A Better Table Summary
What It Is
This activity allows students to process the most essential elements of the day’s lesson. They create a summary, combine summaries, and critically analyze their peers’ summaries to come up with better summaries of the day’s lesson.
How It Works
- Ask every student to summarize the day’s lesson using only one sentence.
- Ask students to get into groups of no more than four and consolidate their sentence into one larger summary that contains all the essentials present in each of their sentences. Their new summary does not need to be contained in one sentence.
- Give student groups one blank sheet of paper (preferably 8 1⁄2” × 14” or 11” × 17”) and one color marker (different color markers should be assigned to different tables). Ask them to fold the paper in three parts. Next, ask them to assign a scribe to record their table’s summary using marker in the first folded section (caution them not to write too small).
- Ask groups to pass their papers to a neighboring table. Each group should now have a summary that belongs to another table. Ask them to read it and to critically analyze what is missing. How can they improve this sentence summary so that it is more complete and includes elements that are essential to understanding the topic? Allow students to use notes. Ask them to write the improved sentence underneath the original sentence in the second folded section and to pass the paper to a different table (not the original table), that group should do the same in the third folded section.
- Return the summaries to the original tables, and ask them to read and underline portions of the summaries that they think improved their original summaries.
- Ask volunteers to share elements that improved the summaries.
How to Ensure Higher-Order Thinking
By its very nature, this activity requires that students critically analyze summaries to find ways to improve them and to make them more complete. To provide clear criteria for success, give students a specific number of improvements to make. For example, you might say, “Add two new concepts to improve the table summary.”

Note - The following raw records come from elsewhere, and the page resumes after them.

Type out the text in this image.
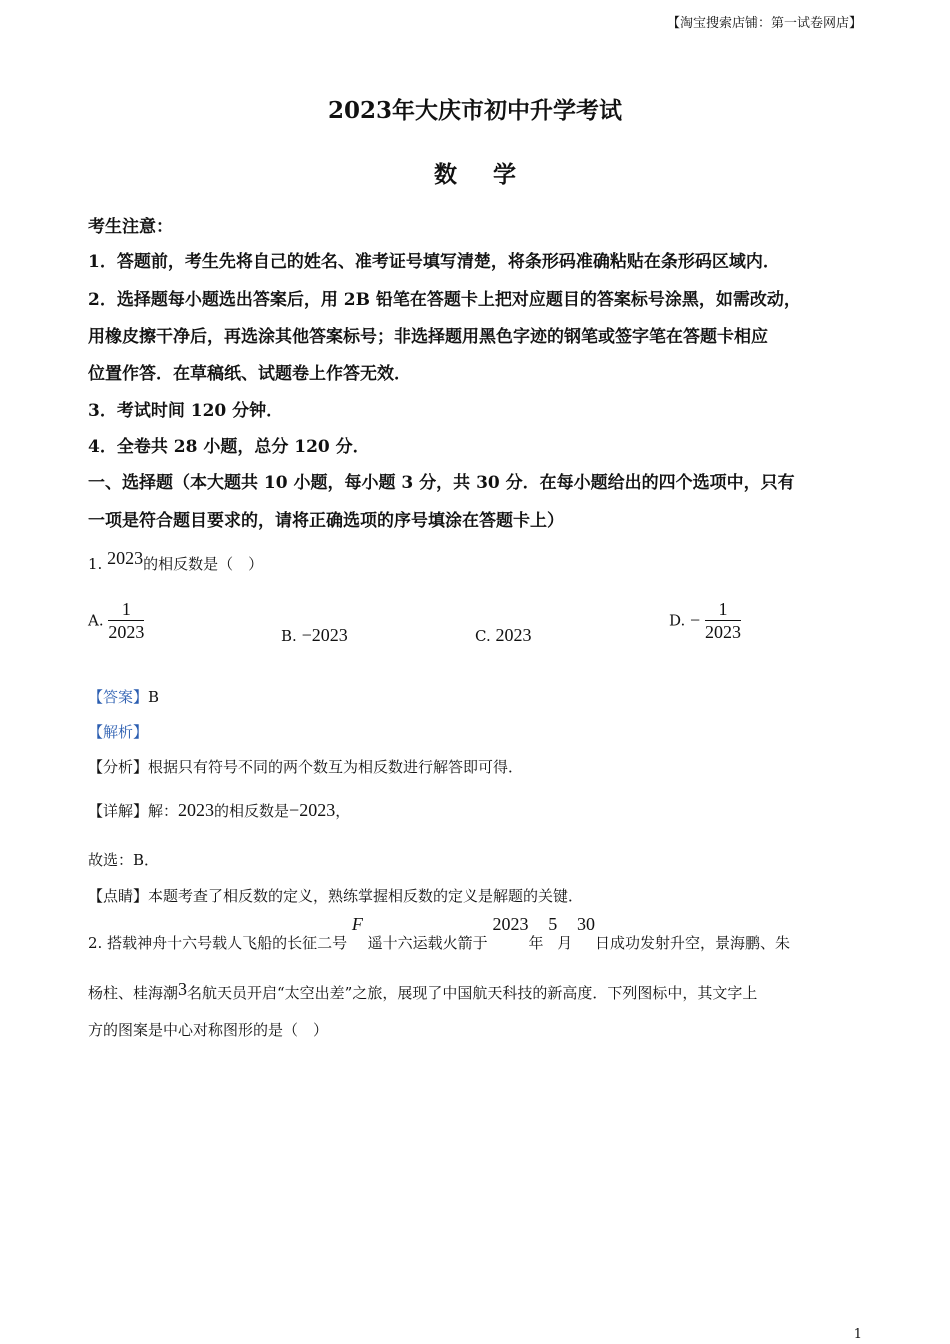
【淘宝搜索店铺：第一试卷网店】
2023年大庆市初中升学考试
数 学
考生注意：
1．答题前，考生先将自己的姓名、准考证号填写清楚，将条形码准确粘贴在条形码区域内．
2．选择题每小题选出答案后，用 2B 铅笔在答题卡上把对应题目的答案标号涂黑，如需改动，
用橡皮擦干净后，再选涂其他答案标号；非选择题用黑色字迹的钢笔或签字笔在答题卡相应
位置作答．在草稿纸、试题卷上作答无效．
3．考试时间 120 分钟．
4．全卷共 28 小题，总分 120 分．
一、选择题（本大题共 10 小题，每小题 3 分，共 30 分．在每小题给出的四个选项中，只有
一项是符合题目要求的，请将正确选项的序号填涂在答题卡上）
1. 2023的相反数是（　）
A. $\frac{1}{2023}$	B. −2023	C. 2023
D. − $\frac{1}{2023}$
【答案】B
【解析】
【分析】根据只有符号不同的两个数互为相反数进行解答即可得．
【详解】解：2023的相反数是−2023，
故选：B．
【点睛】本题考查了相反数的定义，熟练掌握相反数的定义是解题的关键．
2. 搭载神舟十六号载人飞船的长征二号 F 遥十六运载火箭于 2023年 5月 30日成功发射升空，景海鹏、朱
杨柱、桂海潮3名航天员开启“太空出差”之旅，展现了中国航天科技的新高度．下列图标中，其文字上
方的图案是中心对称图形的是（　）
1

Students may need assistance, so walk around and ask questions prompting them toward critical analysis. For example, you might say something like, “How did they address . . . ?” “Are there missing elements that can help clarify a potential misunderstanding with regard to . . . ?” For very incomplete summaries, pretend to completely misunderstand the summary, by taking it to a logical conclusion that is far off base. “So, you’re saying that when combustion occurs, it’s the result of someone turning on the lights?”
Source
Himmele P., and Himmele, W. Total Participation Techniques: Making Every Student an Active Learner. ASCD, 2017, pp.124-125.